Pire encore, ce casting-là devrait être bien sage comparé à Avengers : Secret Wars, qui promet un giga crossover de personnages introduits depuis le premier Spider-Man en 2002. Parmi eux, certains font office de dinosaures des vestiaires : comme Chris Hemsworth, le Thor du MCU. Après quatre films solos et cinq Avengers, c’était l’un des derniers vestiges de l’univers. Puis Marvel a voulu tout rembobiner avec le come-back de Chris Evans et Robert Downey Jr, comme pour s’appuyer sur la trinité qui a fait ses beaux jours avant de définitivement passer à autre chose à la fin de Secret Wars.
Chris Hemsworth : quinze ans de doutes et de métamorphoses

Une façon pour Hemsworth d’également faire ses adieux à Thor, qui ne devrait pas avoir de nouveaux films solo. Ce qui est dommage quand on pense que l’arc narratif avec l’arrivée d’Hercule (Brett Goldstein) n’aura peut-être jamais sa chance. Il pourra néanmoins avoir son baroud d’honneur dans le diptyque Avengers, servant de passage de témoin à la nouvelle génération, de Shang-Chi aux 4 Fantastiques en passant par les New Avengers. Lors d’une interview avec BroBible, Chris Hemsworth a porté un regard sur le personnage qu’il interprète depuis près de quinze ans maintenant :
Le rôle de Thor a changé dans chaque film. Je me souviens des deux premiers que j’ai faits avec Kenneth Branagh : c’était vraiment un point de départ, un tremplin. J’étais entre les mains de l’un des meilleurs réalisateurs, et l’un des collaborateurs les plus attentifs au détail et les plus impliqués, et c’était brillant. Ensuite, j’ai travaillé avec différents réalisateurs. Certains avaient une idée très claire de qui était le personnage selon eux, et d’autres non. Ils l’admettaient eux-mêmes. Je me souviens que Joss Whedon disait que c’était un personnage difficile à écrire, surtout une fois qu’il a acquis cette puissance.

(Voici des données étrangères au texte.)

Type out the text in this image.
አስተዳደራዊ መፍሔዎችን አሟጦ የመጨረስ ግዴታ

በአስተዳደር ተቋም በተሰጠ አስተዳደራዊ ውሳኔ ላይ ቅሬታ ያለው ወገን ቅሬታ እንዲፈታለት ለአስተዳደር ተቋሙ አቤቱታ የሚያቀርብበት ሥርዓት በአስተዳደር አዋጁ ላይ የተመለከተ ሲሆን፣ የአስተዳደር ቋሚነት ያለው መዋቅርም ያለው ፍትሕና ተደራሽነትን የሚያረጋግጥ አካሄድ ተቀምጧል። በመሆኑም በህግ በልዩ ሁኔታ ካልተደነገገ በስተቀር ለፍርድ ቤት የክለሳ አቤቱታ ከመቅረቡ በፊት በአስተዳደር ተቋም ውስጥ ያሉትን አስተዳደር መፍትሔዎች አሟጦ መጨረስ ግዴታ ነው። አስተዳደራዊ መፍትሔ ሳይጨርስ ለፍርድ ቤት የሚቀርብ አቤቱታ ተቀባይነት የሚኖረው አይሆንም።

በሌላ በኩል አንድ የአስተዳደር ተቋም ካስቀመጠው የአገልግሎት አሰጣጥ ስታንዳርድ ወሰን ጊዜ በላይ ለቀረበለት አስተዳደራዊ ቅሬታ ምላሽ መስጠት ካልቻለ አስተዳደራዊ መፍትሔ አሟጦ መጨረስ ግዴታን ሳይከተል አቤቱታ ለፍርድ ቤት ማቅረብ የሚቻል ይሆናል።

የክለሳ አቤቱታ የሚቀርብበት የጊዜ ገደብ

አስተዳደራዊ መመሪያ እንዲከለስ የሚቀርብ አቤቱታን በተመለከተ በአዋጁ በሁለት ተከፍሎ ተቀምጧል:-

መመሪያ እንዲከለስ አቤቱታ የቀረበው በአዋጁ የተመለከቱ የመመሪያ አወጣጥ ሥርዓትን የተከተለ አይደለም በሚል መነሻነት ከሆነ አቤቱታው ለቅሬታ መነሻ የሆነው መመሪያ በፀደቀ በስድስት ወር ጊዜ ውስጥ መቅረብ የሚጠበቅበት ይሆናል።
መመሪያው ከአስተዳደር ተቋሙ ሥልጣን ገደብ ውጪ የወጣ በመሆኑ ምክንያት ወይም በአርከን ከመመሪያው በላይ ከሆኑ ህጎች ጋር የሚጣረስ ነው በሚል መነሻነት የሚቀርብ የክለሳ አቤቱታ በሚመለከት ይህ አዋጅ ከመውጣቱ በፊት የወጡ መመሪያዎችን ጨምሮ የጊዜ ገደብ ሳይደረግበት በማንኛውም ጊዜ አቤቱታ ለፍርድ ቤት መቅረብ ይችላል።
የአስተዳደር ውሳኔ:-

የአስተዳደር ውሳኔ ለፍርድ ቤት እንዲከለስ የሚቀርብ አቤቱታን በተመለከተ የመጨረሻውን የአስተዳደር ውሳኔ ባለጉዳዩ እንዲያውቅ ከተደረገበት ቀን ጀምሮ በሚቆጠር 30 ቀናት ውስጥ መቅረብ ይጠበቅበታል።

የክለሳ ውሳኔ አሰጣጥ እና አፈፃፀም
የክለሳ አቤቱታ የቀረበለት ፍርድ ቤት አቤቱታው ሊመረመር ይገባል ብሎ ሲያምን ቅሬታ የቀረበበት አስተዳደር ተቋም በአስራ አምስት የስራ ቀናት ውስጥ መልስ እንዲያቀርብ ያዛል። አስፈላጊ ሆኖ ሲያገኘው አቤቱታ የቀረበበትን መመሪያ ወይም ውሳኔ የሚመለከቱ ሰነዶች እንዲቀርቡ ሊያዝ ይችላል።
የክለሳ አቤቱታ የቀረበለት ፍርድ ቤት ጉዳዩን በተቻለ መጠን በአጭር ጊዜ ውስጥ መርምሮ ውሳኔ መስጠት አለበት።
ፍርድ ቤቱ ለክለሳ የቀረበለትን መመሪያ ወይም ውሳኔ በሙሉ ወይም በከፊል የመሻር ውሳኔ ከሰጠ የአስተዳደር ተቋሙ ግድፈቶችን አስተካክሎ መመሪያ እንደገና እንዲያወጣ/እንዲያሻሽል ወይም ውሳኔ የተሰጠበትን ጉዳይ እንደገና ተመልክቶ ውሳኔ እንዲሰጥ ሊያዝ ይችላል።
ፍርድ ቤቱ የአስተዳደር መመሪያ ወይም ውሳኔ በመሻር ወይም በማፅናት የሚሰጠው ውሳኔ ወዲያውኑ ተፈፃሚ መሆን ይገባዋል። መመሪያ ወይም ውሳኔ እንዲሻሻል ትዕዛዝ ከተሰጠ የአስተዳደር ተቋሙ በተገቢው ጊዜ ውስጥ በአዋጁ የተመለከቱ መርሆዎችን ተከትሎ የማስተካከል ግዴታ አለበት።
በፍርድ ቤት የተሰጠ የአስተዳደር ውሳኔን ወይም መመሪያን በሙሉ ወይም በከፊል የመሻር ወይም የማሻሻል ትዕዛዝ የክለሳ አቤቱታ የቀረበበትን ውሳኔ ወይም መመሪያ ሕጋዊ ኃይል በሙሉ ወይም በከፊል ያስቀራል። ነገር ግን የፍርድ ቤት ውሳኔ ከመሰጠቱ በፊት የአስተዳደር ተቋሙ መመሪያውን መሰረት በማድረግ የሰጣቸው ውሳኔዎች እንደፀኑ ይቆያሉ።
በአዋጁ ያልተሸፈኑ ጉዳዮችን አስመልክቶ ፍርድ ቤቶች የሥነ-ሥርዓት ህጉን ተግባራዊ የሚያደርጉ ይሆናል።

De la dérive comique au rôle de mentor face à Doom

Difficile de donner tort au comédien tant on a pu voir à quel point tous les cinéastes impliqués sur les Thor et les Avengers (Kenneth Branagh, Joss Whedon et Alan Taylor) ont eu toutes les peines du monde à savoir quoi faire du surpuissant dieu nordique. Puis il y a eu Thor : Ragnarök et le virage à 200° pour revisiter complètement le personnage (et le décrédibiliser pour la suite — coucou Fat Thor).
C’est vraiment à l’époque où j’ai travaillé avec Taika que j’en avais un peu assez de ce que je faisais, et lui m’a dit : "Oui, moi aussi. Explorons un autre territoire." J’espère que ça a apporté quelque chose d’imprévisible au personnage.
Oui, très imprévisible en effet. Personne n'a vu venir le gros massacre Thor : Love and Thunder. Sorte de Ragnarök sous acide, Taika Waititi a poussé le curseur de la débilité encore plus loin : Thor nu, Gorr trop faible, des chèvres, des effets moisis… On a eu droit au pire du MCU pendant 1h50. Néanmoins, le point positif selon Hemsworth, c’est que ces deux nouveaux films auront renforcé son assise chez les nouveaux Avengers, en vue d’affronter Doom. Un peu en mode Rafiki du Roi Lion ou Gandalf des temps modernes. On espère que le film, prévu pour le 16 décembre 2026, saura lui donner raison.